Rasa membantu membedakan antara kerja keras yang bermakna dan kerja lelah yang dinormalisasi.
Tanpa kepekaan semacam ini, kebijakan mudah terjebak pada ilusi ketertiban. Angka-angka tersaji rapi, laporan tersusun lengkap, dan target tampak terkelola.
Namun di balik itu, terdapat kelelahan yang disimpan, motivasi yang mengendur, serta jarak emosional antara organisasi dan manusianya.
Semua ini mungkin tidak langsung tercermin dalam laporan kinerja, tetapi perlahan membentuk retakan yang sulit dipulihkan.
Organisasi yang berorientasi jangka panjang semestinya memahami bahwa keberlanjutan tidak lahir dari tekanan tanpa henti. Ia tumbuh dari kepercayaan, rasa adil, dan pengakuan terhadap keterbatasan manusia.

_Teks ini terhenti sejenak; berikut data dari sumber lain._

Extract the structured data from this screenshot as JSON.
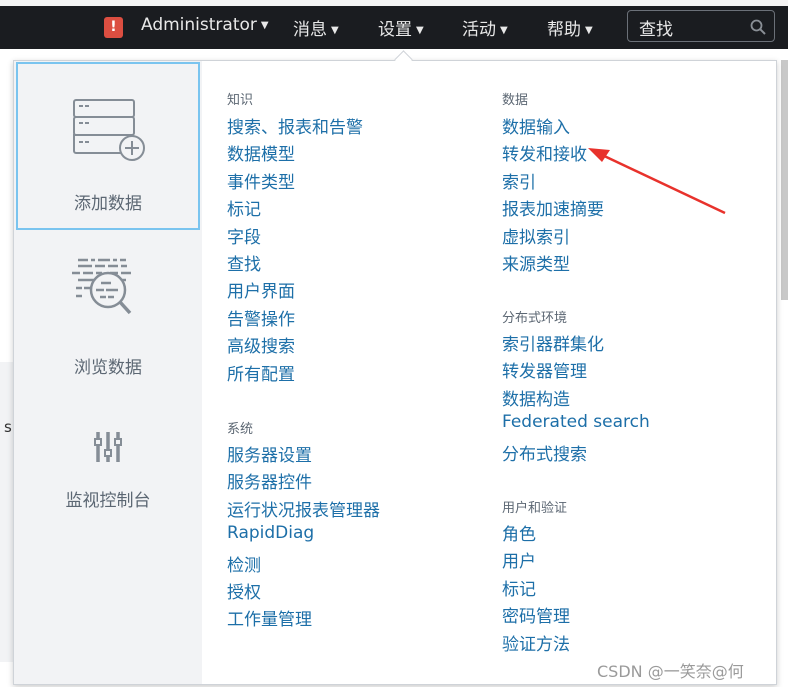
{
  "nav": {
    "alert_icon": "!",
    "user": "Administrator",
    "messages": "消息",
    "settings": "设置",
    "activity": "活动",
    "help": "帮助",
    "search_placeholder": "查找"
  },
  "background": {
    "text": "s t"
  },
  "left_panel": [
    {
      "label": "添加数据",
      "icon": "add-data-icon",
      "selected": true
    },
    {
      "label": "浏览数据",
      "icon": "explore-data-icon"
    },
    {
      "label": "监视控制台",
      "icon": "sliders-icon"
    }
  ],
  "col1": {
    "knowledge_header": "知识",
    "knowledge": [
      "搜索、报表和告警",
      "数据模型",
      "事件类型",
      "标记",
      "字段",
      "查找",
      "用户界面",
      "告警操作",
      "高级搜索",
      "所有配置"
    ],
    "system_header": "系统",
    "system": [
      "服务器设置",
      "服务器控件",
      "运行状况报表管理器",
      "RapidDiag",
      "检测",
      "授权",
      "工作量管理"
    ]
  },
  "col2": {
    "data_header": "数据",
    "data": [
      "数据输入",
      "转发和接收",
      "索引",
      "报表加速摘要",
      "虚拟索引",
      "来源类型"
    ],
    "distributed_header": "分布式环境",
    "distributed": [
      "索引器群集化",
      "转发器管理",
      "数据构造",
      "Federated search",
      "分布式搜索"
    ],
    "auth_header": "用户和验证",
    "auth": [
      "角色",
      "用户",
      "标记",
      "密码管理",
      "验证方法"
    ]
  },
  "annotation": {
    "arrow_color": "#e8322c"
  },
  "watermark": "CSDN @一笑奈@何"
}
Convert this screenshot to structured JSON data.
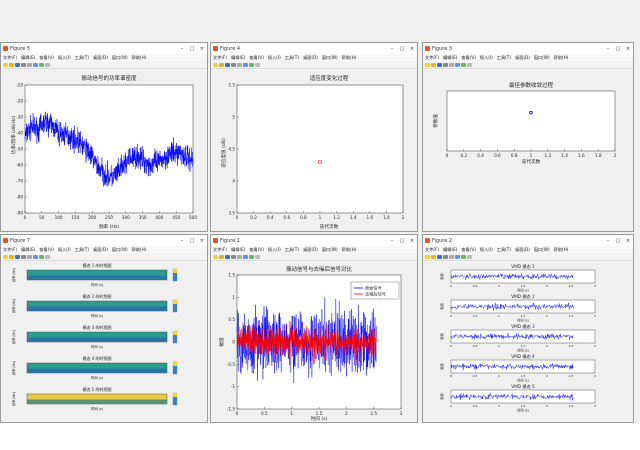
{
  "menus": [
    "文件(F)",
    "编辑(E)",
    "查看(V)",
    "插入(I)",
    "工具(T)",
    "桌面(D)",
    "窗口(W)",
    "帮助(H)"
  ],
  "windows": {
    "w1": {
      "title": "Figure 5"
    },
    "w2": {
      "title": "Figure 4"
    },
    "w3": {
      "title": "Figure 3"
    },
    "w4": {
      "title": "Figure 7"
    },
    "w5": {
      "title": "Figure 1"
    },
    "w6": {
      "title": "Figure 2"
    }
  },
  "chart_data": [
    {
      "type": "line",
      "title": "振动信号的功率谱密度",
      "xlabel": "频率 (Hz)",
      "ylabel": "功率/频率 (dB/Hz)",
      "xlim": [
        0,
        500
      ],
      "ylim": [
        -90,
        -10
      ],
      "xticks": [
        "0",
        "50",
        "100",
        "150",
        "200",
        "250",
        "300",
        "350",
        "400",
        "450",
        "500"
      ],
      "yticks": [
        "-10",
        "-20",
        "-30",
        "-40",
        "-50",
        "-60",
        "-70",
        "-80",
        "-90"
      ],
      "color": "#0000ff",
      "trend": [
        [
          0,
          -42
        ],
        [
          20,
          -36
        ],
        [
          40,
          -38
        ],
        [
          60,
          -33
        ],
        [
          80,
          -35
        ],
        [
          100,
          -40
        ],
        [
          130,
          -42
        ],
        [
          160,
          -45
        ],
        [
          190,
          -52
        ],
        [
          220,
          -62
        ],
        [
          240,
          -66
        ],
        [
          260,
          -68
        ],
        [
          280,
          -64
        ],
        [
          310,
          -56
        ],
        [
          340,
          -55
        ],
        [
          370,
          -60
        ],
        [
          400,
          -58
        ],
        [
          430,
          -53
        ],
        [
          460,
          -52
        ],
        [
          490,
          -56
        ]
      ]
    },
    {
      "type": "scatter",
      "title": "适应度变化过程",
      "xlabel": "迭代次数",
      "ylabel": "适应度值 (dB)",
      "xlim": [
        0,
        2
      ],
      "ylim": [
        3.5,
        5.5
      ],
      "xticks": [
        "0",
        "0.2",
        "0.4",
        "0.6",
        "0.8",
        "1",
        "1.2",
        "1.4",
        "1.6",
        "1.8",
        "2"
      ],
      "yticks": [
        "5.5",
        "5",
        "4.5",
        "4",
        "3.5"
      ],
      "points": [
        {
          "x": 1,
          "y": 4.3
        }
      ],
      "color": "#d9252b"
    },
    {
      "type": "scatter",
      "title": "最佳参数收敛过程",
      "xlabel": "迭代次数",
      "ylabel": "参数值",
      "xlim": [
        0,
        2
      ],
      "xticks": [
        "0",
        "0.2",
        "0.4",
        "0.6",
        "0.8",
        "1",
        "1.2",
        "1.4",
        "1.6",
        "1.8",
        "2"
      ],
      "points": [
        {
          "x": 1
        }
      ],
      "color": "#0000c0"
    },
    {
      "type": "heatmap",
      "panels": [
        {
          "title": "模态 1 的时频图",
          "xlabel": "时间 (s)",
          "ylabel": "频率 (Hz)"
        },
        {
          "title": "模态 2 的时频图",
          "xlabel": "时间 (s)",
          "ylabel": "频率 (Hz)"
        },
        {
          "title": "模态 3 的时频图",
          "xlabel": "时间 (s)",
          "ylabel": "频率 (Hz)"
        },
        {
          "title": "模态 4 的时频图",
          "xlabel": "时间 (s)",
          "ylabel": "频率 (Hz)"
        },
        {
          "title": "模态 5 的时频图",
          "xlabel": "时间 (s)",
          "ylabel": "频率 (Hz)"
        }
      ]
    },
    {
      "type": "line",
      "title": "振动信号与去噪后信号对比",
      "xlabel": "时间 (s)",
      "ylabel": "幅值",
      "xlim": [
        0,
        3
      ],
      "ylim": [
        -1.5,
        1.5
      ],
      "xticks": [
        "0",
        "0.5",
        "1",
        "1.5",
        "2",
        "2.5",
        "3"
      ],
      "yticks": [
        "1.5",
        "1",
        "0.5",
        "0",
        "-0.5",
        "-1",
        "-1.5"
      ],
      "series": [
        {
          "name": "原始信号",
          "color": "#0000ff",
          "amplitude": 1.0,
          "x_end": 2.55
        },
        {
          "name": "去噪后信号",
          "color": "#ff0000",
          "amplitude": 0.45,
          "x_end": 2.55
        }
      ]
    },
    {
      "type": "line",
      "panels": [
        {
          "title": "VMD 模态 1",
          "xlabel": "时间 (s)",
          "ylabel": "幅值"
        },
        {
          "title": "VMD 模态 2",
          "xlabel": "时间 (s)",
          "ylabel": "幅值"
        },
        {
          "title": "VMD 模态 3",
          "xlabel": "时间 (s)",
          "ylabel": "幅值"
        },
        {
          "title": "VMD 模态 4",
          "xlabel": "时间 (s)",
          "ylabel": "幅值"
        },
        {
          "title": "VMD 模态 5",
          "xlabel": "时间 (s)",
          "ylabel": "幅值"
        }
      ],
      "xticks": [
        "0",
        "0.5",
        "1",
        "1.5",
        "2",
        "2.5",
        "3"
      ],
      "color": "#0000ff"
    }
  ]
}
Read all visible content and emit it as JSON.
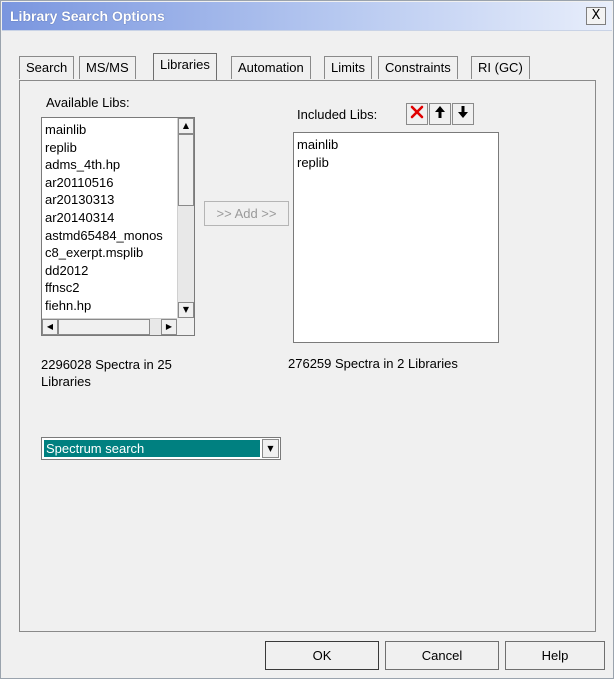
{
  "window": {
    "title": "Library Search Options",
    "close_label": "X"
  },
  "tabs": [
    {
      "label": "Search"
    },
    {
      "label": "MS/MS"
    },
    {
      "label": "Libraries",
      "active": true
    },
    {
      "label": "Automation"
    },
    {
      "label": "Limits"
    },
    {
      "label": "Constraints"
    },
    {
      "label": "RI (GC)"
    }
  ],
  "available": {
    "label": "Available Libs:",
    "items": [
      "mainlib",
      "replib",
      "adms_4th.hp",
      "ar20110516",
      "ar20130313",
      "ar20140314",
      "astmd65484_monos",
      "c8_exerpt.msplib",
      "dd2012",
      "ffnsc2",
      "fiehn.hp"
    ],
    "summary": "2296028 Spectra in 25 Libraries"
  },
  "add_button": ">> Add >>",
  "included": {
    "label": "Included Libs:",
    "items": [
      "mainlib",
      "replib"
    ],
    "summary": "276259 Spectra in 2 Libraries",
    "toolbar": {
      "delete_icon": "red-x-icon",
      "up_icon": "arrow-up-icon",
      "down_icon": "arrow-down-icon"
    }
  },
  "search_type": {
    "value": "Spectrum search"
  },
  "buttons": {
    "ok": "OK",
    "cancel": "Cancel",
    "help": "Help"
  },
  "colors": {
    "selection": "#008080",
    "delete_icon": "#e00000"
  }
}
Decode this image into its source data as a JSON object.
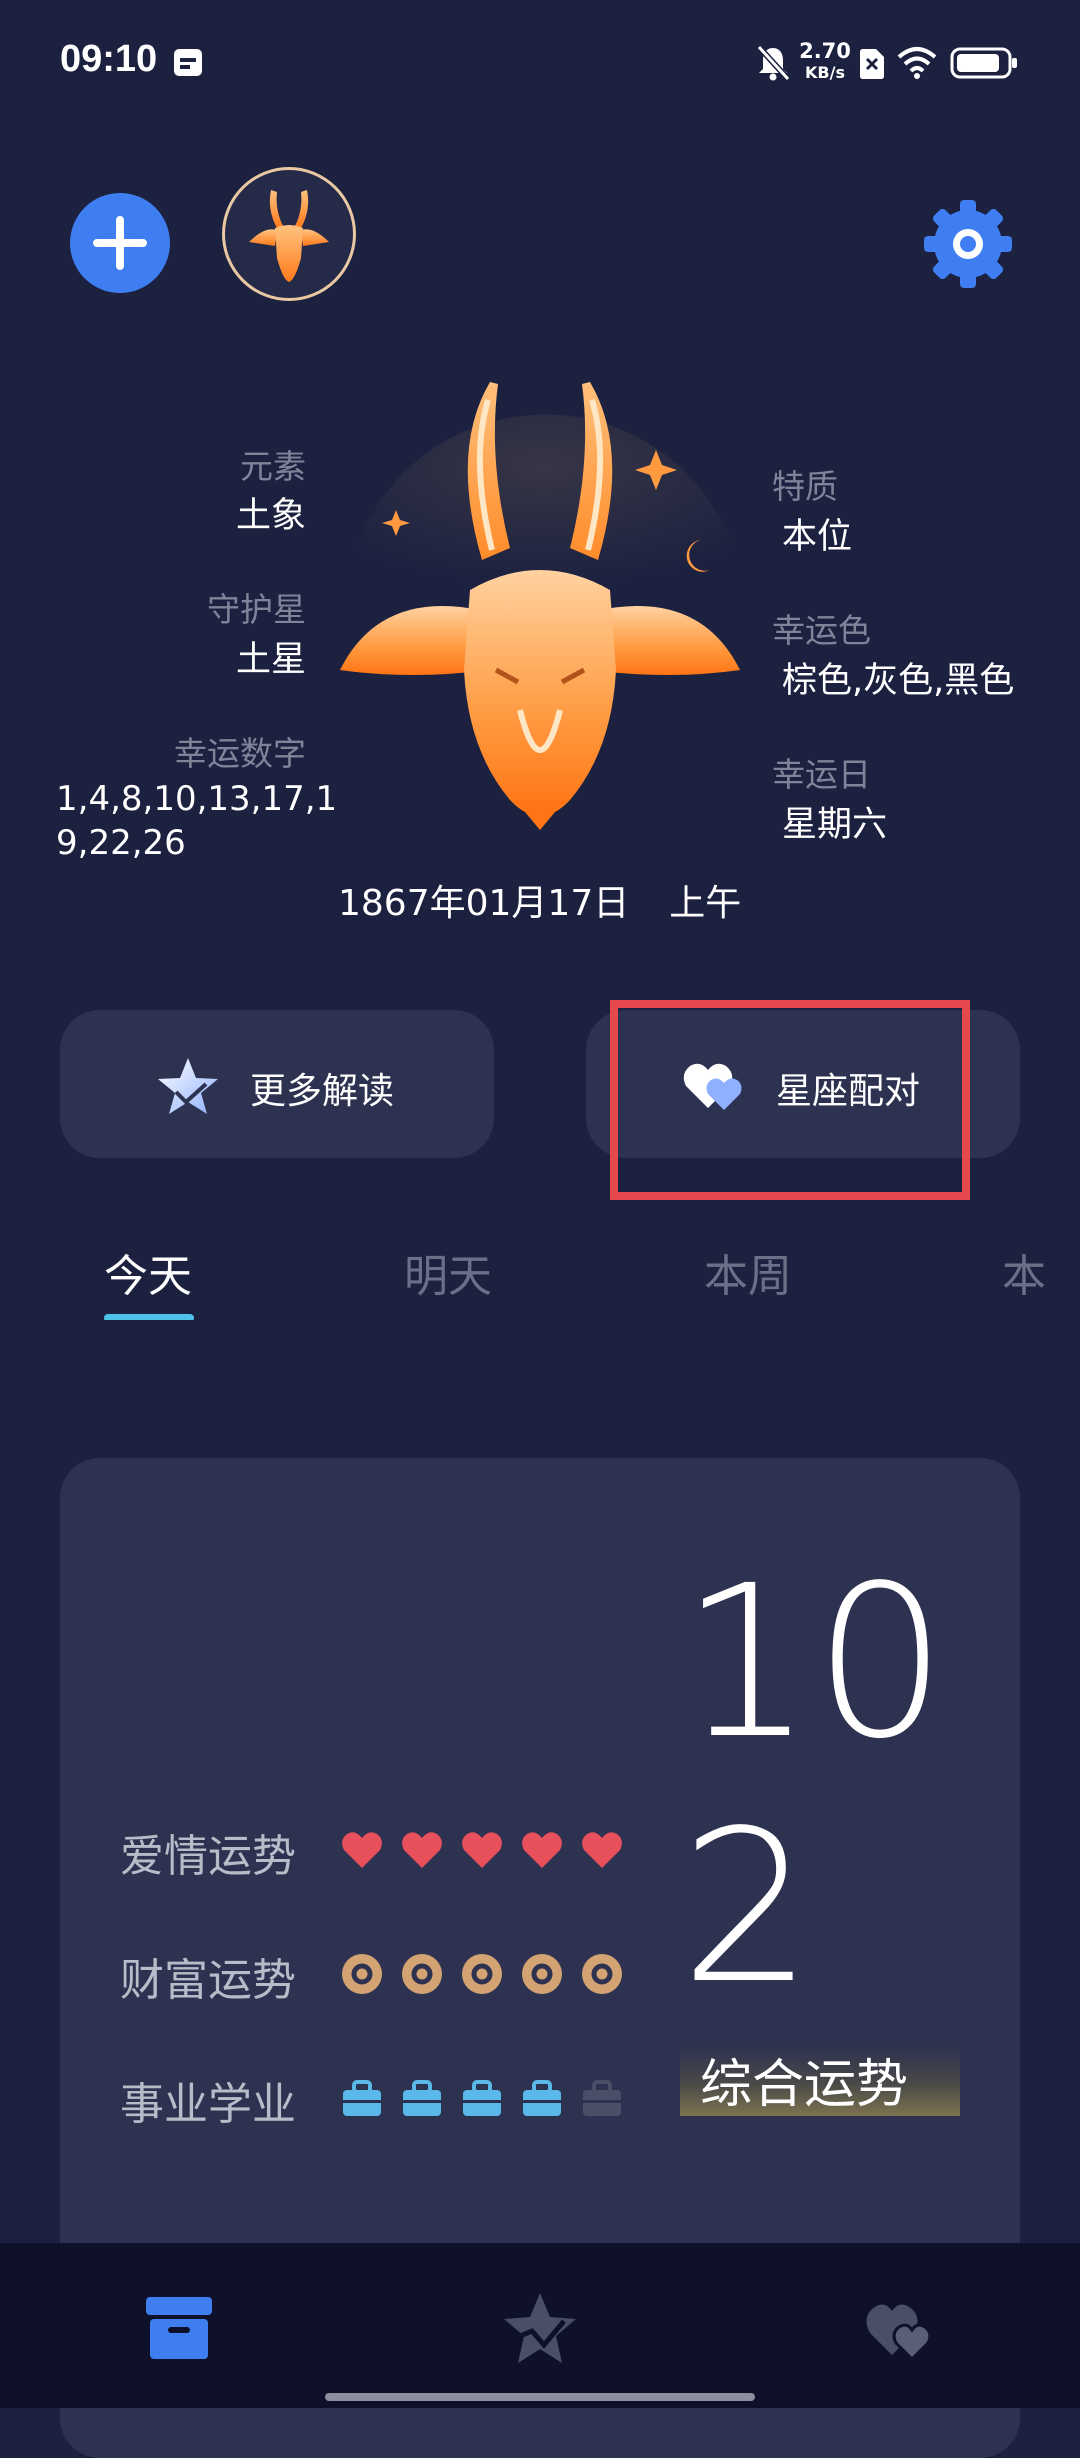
{
  "status_bar": {
    "time": "09:10",
    "net_speed_value": "2.70",
    "net_speed_unit": "KB/s",
    "icons": [
      "calendar-icon",
      "mute-icon",
      "sim-x-icon",
      "wifi-icon",
      "battery-icon"
    ]
  },
  "header": {
    "add_icon": "plus-icon",
    "avatar_icon": "capricorn-icon",
    "settings_icon": "gear-icon"
  },
  "sign_info": {
    "element_label": "元素",
    "element_value": "土象",
    "guardian_label": "守护星",
    "guardian_value": "土星",
    "lucky_number_label": "幸运数字",
    "lucky_number_line1": "1,4,8,10,13,17,1",
    "lucky_number_line2": "9,22,26",
    "trait_label": "特质",
    "trait_value": "本位",
    "lucky_color_label": "幸运色",
    "lucky_color_value": "棕色,灰色,黑色",
    "lucky_day_label": "幸运日",
    "lucky_day_value": "星期六",
    "birth_date": "1867年01月17日",
    "birth_period": "上午"
  },
  "actions": {
    "more_reading": "更多解读",
    "match": "星座配对"
  },
  "tabs": [
    {
      "label": "今天",
      "active": true
    },
    {
      "label": "明天",
      "active": false
    },
    {
      "label": "本周",
      "active": false
    },
    {
      "label": "本月",
      "active": false
    }
  ],
  "fortune_card": {
    "date_number_1": "10",
    "date_number_2": "2",
    "summary_label": "综合运势",
    "love_label": "爱情运势",
    "love_level": 5,
    "wealth_label": "财富运势",
    "wealth_level": 5,
    "career_label": "事业学业",
    "career_level": 4,
    "max_level": 5
  },
  "colors": {
    "background": "#1c2140",
    "card": "#2d3250",
    "accent_blue": "#3e7ef0",
    "tab_indicator": "#4dc1e8",
    "heart": "#e8505b",
    "coin": "#d4a373",
    "briefcase": "#5bb8ea",
    "highlight_box": "#e5484d"
  },
  "bottom_nav": [
    "box-icon",
    "star-chart-icon",
    "hearts-icon"
  ]
}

Mengelola manusia dengan rasa berarti berani mengakui bahwa tidak semua hal penting bisa diukur, dan tidak semua capaian layak ditebus dengan kelelahan.
Di titik inilah manajemen diuji. Bukan pada kemampuannya menetapkan target, melainkan pada keberaniannya menimbang dampak.
Bukan pada ketegasan menegakkan angka, tetapi pada kebijaksanaan membaca manusia. Sebab organisasi yang kehilangan rasa mungkin tetap bergerak, bahkan terlihat produktif, tapi sesungguhnya sedang mengikis fondasinya sendiri.
Kinerja yang terus dipaksa tanpa rasa bukanlah tanda ketangguhan perusahaan, melainkan penundaan runtuhnya kepercayaan.
Saat itu terjadi, yang tersisa bukan lagi soal target yang tercapai atau tidak, melainkan pertanyaan yang jauh lebih mendasar: siapa yang masih mau bertahan, dan untuk apa?